Interestingly, a dislike is actually "better" for a creator than no engagement at all. Why? Because engagement is engagement. If someone watches the whole video and then dislikes it, they still gave the platform 10 minutes of watch time and ad revenue. However, if they dislike and leave immediately, that’s the kiss of death. That tells YouTube the video is "clickbait"—it promised one thing and delivered something people hated.

The Psychology of the Click

Why do we even hit the button?

Social validation is a hell of a drug. When we like a video, we are often signaling our membership in a subculture. Liking a niche video about 19th-century weaving isn't just about the content; it’s about telling the system (and ourselves), "I am a person who likes 19th-century weaving."

But there is a dark side. The "negativity bias" means we are much more likely to engage when we are angry. Before the count was hidden, the public dislike bar was a weapon. It was a way to participate in a collective "boo" from the digital stands. Now that the booing is silent, some argue that the "comments section" has become more toxic because it’s the only place left to vent frustration.

Does it actually help creators?

For most creators, the "Like" button is a metric for sponsorship deals. Brands don't just look at views; they look at engagement rate. A channel with 100,000 views and 50 likes looks suspicious. It looks like the views were bought.
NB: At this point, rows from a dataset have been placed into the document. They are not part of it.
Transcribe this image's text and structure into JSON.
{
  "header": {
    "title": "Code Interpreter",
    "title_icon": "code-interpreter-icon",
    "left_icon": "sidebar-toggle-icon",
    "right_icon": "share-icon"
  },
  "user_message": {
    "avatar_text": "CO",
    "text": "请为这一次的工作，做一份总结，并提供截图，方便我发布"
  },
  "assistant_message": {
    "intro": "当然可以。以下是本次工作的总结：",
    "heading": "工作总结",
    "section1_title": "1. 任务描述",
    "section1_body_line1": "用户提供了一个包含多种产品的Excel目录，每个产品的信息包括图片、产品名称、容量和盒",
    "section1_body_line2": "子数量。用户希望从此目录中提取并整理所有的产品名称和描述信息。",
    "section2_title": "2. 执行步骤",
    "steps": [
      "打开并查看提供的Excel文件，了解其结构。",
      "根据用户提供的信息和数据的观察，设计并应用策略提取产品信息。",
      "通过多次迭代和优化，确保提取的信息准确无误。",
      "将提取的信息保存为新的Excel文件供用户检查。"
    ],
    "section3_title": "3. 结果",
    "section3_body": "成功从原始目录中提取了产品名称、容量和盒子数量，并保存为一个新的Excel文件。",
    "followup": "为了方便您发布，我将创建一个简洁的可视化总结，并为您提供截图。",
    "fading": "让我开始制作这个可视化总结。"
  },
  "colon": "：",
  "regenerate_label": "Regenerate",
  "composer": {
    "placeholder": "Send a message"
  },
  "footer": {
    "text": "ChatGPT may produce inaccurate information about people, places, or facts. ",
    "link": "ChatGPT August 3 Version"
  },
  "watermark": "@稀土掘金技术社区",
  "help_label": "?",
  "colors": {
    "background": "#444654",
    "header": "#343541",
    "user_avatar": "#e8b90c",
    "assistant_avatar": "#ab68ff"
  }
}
A channel with 10,000 views and 2,000 likes? That’s a highly engaged, loyal community. That’s where the money is.

Beyond the Thumb: The "Don't Recommend" Factor

There is a third, hidden player in this game: the "Not Interested" and "Don't Recommend Channel" buttons. These are the nuclear options of likes and dislikes on YouTube.

While a dislike says "I didn't like this specific video," the "Don't Recommend" button tells the AI to execute the entire channel from your digital existence. This is a much stronger signal. If you find yourself constantly disliking a specific creator, you are actually doing it wrong. You should be using the "Not Interested" feature. Disliking keeps you engaged with the content; removing the recommendation cuts the cord entirely.

A New Era of Quality Control

We have moved into an era where "Watch Time" and "Retention" are the kings, but likes and dislikes on YouTube remain the court advisors. They provide the emotional context that a raw "view" number cannot.

If you want to actually improve your experience on the platform, you have to be intentional. Stop being a "passive scroller." The AI is trying to mirror you. If you "like" garbage, you will get a feed full of garbage. If you use the dislike button to filter out low-effort content, your "Recommended" tab will slowly transform into something actually useful.

Actionable Steps to Master Your Feed

  • Audit your "Liked Videos" playlist. This is the blueprint YouTube uses to profile you. If there’s stuff in there from five years ago that you no longer care about, remove it. It’s confusing the machine.
  • Use the Dislike button as a filter, not a weapon. Use it on videos that are objectively misleading or poor quality to train your "Home" feed. Don't just use it because you disagree with an opinion; that often just tells the algorithm you’re interested in "controversial" topics, which leads to more rage-bait.
  • Leverage the "Not Interested" tool. If a certain topic keeps popping up and you’re over it, click the three dots next to the video and hit "Not Interested." This is more effective than a dislike for cleaning up your UI.
  • Install "Return YouTube Dislike" if you're on desktop. It’s not perfect, but it restores that vital "community warning" system that helps you avoid wasting time on broken tutorials or scams.
  • Understand the "Ratio." If you see a video where the comments are turned off and it’s a controversial topic, it’s a safe bet the dislike ratio was astronomical. Use that as a red flag for bias.

The relationship between users and the platform is a constant tug-of-war. YouTube wants to keep you watching as long as possible to show you ads. You want to find value. By being deliberate with your likes and dislikes, you stop being a product of the algorithm and start becoming its architect.